We travel initially to lose ourselves and next to find ourselves - to travel is to put yourself outside your comfort zone - it cracks you open and pushes you up against the wall. Travelling is in fact like being in love - you're under the influence. The normal rules don't apply . . . you're more open, more tolerant, more reckless. Like love, it's about surrender rather than conquest, and is less to do with countries and more to do with stretching your boundaries and expanding on what you believe is "normal". And if you're flying, of course, it provides a unique opportunity to eat revolting food, meet harmless lunatics and sit doing nothing.
Bruce Chatwin called it horreur du domicile, this need to be nomadic that is both a compulsion to wander and a compulsion to return. All human beings have the wandering characteristic genetically inherited from vegetarian primates, just as they have an emotional need, which comes from carnivores, for a base or port. But a nomad is not a person who wanders aimlessly from place to place; au contraire, it is a person who follows prescribed paths, someone who is following a calling, be it professional, spiritual or pastoral. Pascal said that all man's unhappiness stemmed from a single cause, his inability to remain quietly in a room. We seem to need change as we need the air we breathe, because without it our brains and bodies rot. Encephalographs of travellers' brains show that change stimulates the brain rhythms, bringing a sense of well-being and a purpose in life.

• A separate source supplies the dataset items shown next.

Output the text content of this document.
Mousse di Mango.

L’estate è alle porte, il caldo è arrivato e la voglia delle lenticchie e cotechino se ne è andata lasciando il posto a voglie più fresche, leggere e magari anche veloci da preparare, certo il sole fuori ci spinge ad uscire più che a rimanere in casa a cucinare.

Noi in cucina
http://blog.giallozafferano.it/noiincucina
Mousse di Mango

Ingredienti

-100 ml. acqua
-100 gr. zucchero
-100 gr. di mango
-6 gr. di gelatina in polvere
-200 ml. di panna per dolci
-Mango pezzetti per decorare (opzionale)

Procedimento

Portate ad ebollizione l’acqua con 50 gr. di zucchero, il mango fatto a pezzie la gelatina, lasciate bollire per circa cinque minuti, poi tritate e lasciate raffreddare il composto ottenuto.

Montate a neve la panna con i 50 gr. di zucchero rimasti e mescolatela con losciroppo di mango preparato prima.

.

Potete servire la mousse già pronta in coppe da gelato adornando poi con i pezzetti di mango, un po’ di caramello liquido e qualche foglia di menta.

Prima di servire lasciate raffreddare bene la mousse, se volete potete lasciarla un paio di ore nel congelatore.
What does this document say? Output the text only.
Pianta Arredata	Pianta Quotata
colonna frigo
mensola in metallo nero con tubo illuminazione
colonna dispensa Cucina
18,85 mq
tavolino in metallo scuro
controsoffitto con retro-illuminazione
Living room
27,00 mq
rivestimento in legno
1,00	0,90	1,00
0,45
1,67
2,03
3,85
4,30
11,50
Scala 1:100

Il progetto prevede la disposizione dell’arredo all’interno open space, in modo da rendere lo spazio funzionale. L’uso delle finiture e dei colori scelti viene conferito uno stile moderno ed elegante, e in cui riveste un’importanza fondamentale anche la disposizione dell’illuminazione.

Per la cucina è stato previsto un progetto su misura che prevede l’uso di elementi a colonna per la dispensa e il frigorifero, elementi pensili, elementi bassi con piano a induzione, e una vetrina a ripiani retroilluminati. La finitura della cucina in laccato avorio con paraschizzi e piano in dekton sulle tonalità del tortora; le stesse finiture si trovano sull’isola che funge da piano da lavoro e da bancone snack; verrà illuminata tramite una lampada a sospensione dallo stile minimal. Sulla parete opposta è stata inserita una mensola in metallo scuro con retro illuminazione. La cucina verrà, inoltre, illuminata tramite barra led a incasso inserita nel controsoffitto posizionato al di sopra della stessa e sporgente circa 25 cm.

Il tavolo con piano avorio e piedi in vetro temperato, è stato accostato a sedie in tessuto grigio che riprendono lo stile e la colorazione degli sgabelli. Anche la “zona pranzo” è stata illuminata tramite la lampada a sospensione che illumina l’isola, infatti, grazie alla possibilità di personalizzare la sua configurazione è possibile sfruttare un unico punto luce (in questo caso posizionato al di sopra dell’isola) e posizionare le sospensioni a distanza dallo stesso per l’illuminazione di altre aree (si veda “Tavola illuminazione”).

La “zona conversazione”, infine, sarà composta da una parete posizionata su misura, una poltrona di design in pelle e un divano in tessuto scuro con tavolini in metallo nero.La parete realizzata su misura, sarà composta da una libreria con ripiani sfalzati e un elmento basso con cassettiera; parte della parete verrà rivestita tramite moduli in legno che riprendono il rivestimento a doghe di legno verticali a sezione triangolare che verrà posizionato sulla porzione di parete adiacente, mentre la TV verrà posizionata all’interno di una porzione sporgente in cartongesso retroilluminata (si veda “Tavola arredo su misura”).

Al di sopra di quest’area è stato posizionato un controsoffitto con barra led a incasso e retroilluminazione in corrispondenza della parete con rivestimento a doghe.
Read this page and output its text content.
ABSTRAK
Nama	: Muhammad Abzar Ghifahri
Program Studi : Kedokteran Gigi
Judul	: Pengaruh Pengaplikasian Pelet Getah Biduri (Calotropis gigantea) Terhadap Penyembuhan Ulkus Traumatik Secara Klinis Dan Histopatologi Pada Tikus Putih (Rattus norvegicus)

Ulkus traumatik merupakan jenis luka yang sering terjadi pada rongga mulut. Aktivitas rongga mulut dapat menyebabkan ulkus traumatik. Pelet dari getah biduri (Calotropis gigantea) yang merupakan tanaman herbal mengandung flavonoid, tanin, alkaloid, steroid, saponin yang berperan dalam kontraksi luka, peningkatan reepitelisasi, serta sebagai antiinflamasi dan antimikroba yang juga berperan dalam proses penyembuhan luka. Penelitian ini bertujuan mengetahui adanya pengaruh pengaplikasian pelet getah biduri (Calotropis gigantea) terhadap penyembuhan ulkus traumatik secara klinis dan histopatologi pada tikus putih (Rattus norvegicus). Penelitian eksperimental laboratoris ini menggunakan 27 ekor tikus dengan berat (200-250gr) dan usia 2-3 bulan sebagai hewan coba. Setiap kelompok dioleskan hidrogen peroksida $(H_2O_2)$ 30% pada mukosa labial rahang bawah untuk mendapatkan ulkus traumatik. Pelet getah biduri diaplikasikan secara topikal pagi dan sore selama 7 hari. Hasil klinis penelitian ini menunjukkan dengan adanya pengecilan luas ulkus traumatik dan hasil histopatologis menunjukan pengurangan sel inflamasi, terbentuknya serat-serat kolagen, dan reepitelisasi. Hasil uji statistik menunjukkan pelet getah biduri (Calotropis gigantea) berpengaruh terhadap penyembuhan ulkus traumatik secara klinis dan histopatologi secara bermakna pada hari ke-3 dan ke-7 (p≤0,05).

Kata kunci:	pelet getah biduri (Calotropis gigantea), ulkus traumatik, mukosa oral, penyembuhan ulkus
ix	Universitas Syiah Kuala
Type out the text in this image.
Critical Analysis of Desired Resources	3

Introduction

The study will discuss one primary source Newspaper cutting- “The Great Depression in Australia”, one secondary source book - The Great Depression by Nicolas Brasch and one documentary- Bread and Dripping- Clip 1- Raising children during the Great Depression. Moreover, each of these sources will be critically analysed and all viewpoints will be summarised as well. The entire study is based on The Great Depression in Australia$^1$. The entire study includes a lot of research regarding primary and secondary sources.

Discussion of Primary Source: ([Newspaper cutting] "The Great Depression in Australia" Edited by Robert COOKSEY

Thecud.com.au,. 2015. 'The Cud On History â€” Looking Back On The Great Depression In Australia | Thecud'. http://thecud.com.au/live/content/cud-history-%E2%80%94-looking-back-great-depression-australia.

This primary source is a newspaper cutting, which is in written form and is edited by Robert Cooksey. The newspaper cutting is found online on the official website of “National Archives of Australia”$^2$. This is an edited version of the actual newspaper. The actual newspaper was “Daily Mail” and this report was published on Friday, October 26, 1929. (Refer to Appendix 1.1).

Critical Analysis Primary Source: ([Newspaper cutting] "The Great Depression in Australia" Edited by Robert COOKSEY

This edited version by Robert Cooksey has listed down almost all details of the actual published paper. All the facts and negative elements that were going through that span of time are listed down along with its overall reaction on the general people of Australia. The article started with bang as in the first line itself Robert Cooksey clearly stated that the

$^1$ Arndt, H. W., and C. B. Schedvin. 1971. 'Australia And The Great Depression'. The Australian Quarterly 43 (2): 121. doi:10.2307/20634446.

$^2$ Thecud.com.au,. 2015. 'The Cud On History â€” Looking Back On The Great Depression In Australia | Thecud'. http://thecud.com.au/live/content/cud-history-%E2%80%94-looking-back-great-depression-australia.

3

The way you experience a country is also coloured by the mode of transport you take, the guide you use, where you stay, the weather, what you eat and the psychological baggage you carry with you - your hopes, fears, prejudices and plans. Travel spins you around in two ways at once - it shows you the sights and values and issues that you may ordinarily ignore; but it also and more profoundly, shows you all the parts of yourself that may otherwise go unexamined.
A tour to a challenging destination like India, for example, makes some of my clients go completely troppo. For a lot of people it's like being in hospital for the first time - the stress of culture shock just brings about a personality change. I don't understand why more travellers are not alcoholics actually and prescription drugs don't seem adequate somehow.
Then of course there's the periodic loneliness or disappointment in a place that one isn't expecting. There's no such thing as a wonderful, beautiful or moving destination. There is only your reaction and relationship to it that makes it worthwhile or not.